Commenting on the results, Dr. Bernard Eivers, who represents the A.I. industry on the DAFM dairy calf working group, noted that whilst the results were positive, it was critical that dairy farmers do not get complacent about the technology. Eivers says, “Yes, the results are good, but as an industry, we need to continue to ensure that the technology gets applied correctly on farms, otherwise there will be disappointments.” That said, he encouraged those dairy farmers that have not yet tried the technology to consider it this breeding season. “Our experience is that dairy farmers starting with the technology generally will try 10-15 straws, depending on their herd size and we would encourage more farmers to adopt this approach this breeding season,” he adds.

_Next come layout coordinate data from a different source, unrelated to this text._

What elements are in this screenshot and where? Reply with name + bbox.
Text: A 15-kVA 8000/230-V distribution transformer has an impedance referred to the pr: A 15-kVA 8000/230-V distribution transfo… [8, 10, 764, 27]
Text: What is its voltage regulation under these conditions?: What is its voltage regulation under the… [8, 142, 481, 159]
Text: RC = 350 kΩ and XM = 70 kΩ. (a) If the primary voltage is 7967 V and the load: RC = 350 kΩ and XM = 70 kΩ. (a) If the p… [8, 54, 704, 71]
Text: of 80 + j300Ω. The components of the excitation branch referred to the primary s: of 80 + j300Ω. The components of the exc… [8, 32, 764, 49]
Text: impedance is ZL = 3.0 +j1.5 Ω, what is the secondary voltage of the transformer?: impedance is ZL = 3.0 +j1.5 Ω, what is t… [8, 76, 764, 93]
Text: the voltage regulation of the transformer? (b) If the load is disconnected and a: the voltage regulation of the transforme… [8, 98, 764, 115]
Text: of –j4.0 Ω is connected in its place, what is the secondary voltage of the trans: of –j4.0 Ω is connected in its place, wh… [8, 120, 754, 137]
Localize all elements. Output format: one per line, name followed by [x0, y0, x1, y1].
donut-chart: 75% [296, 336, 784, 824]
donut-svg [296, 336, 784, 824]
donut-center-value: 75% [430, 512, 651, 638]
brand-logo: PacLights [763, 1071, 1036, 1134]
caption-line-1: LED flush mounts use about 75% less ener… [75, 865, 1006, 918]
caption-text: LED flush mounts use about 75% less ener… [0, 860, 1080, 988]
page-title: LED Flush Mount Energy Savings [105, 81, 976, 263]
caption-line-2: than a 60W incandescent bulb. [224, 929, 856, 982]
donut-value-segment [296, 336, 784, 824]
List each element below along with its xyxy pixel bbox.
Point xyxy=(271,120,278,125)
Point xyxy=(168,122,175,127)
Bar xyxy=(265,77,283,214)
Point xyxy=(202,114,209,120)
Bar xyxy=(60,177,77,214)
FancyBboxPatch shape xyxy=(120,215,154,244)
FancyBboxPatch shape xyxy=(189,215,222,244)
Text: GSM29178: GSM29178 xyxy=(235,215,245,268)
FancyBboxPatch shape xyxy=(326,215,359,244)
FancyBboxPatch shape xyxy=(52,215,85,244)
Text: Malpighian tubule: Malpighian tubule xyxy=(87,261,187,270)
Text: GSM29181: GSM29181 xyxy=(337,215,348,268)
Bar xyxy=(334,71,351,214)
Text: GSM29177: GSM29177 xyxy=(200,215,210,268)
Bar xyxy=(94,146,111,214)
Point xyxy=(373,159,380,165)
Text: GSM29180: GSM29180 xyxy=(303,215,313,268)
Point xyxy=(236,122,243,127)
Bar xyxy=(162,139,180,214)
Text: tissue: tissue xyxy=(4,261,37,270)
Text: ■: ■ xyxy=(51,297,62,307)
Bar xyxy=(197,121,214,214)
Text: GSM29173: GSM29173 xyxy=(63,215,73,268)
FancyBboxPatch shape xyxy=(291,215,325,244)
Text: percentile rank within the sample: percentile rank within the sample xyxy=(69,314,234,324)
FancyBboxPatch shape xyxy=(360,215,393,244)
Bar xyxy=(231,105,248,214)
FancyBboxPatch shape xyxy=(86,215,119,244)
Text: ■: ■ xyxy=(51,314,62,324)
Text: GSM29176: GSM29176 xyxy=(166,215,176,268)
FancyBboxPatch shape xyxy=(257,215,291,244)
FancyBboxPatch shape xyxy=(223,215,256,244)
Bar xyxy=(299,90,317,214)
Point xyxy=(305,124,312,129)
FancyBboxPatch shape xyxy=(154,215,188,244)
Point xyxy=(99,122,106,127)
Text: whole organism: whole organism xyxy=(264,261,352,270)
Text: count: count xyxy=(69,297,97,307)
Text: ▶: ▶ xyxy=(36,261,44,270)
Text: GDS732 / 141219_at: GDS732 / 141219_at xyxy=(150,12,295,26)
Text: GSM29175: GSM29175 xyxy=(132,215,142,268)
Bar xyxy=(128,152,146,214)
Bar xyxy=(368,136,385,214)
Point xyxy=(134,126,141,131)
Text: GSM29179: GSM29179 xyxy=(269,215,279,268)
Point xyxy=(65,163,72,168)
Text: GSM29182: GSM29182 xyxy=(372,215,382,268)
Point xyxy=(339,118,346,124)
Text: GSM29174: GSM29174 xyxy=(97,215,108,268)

Dr. Andrew Cromie, GM for Sexing Technologies Europe thanked Margaret, Stephen and the partner A.I. companies for undertaking the seminal piece of work. “The analysis is a defining piece of work for the continued roll-out of the technology on Irish dairy farms,” Cromie notes. “The fact that dairy farmers can now have access to a technology that will help them address future challenges regarding dairy male calves, with limited impact on dairy herd fertility is a significant step forward.” He looks forward to continuing to work with ICBF, Teagasc and the partner A.I. companies in the further roll-out of the technology across more dairy farms, including also the opportunities to look at gender-sorted beef semen and also the use of gender-sorted semen through future fresh semen services.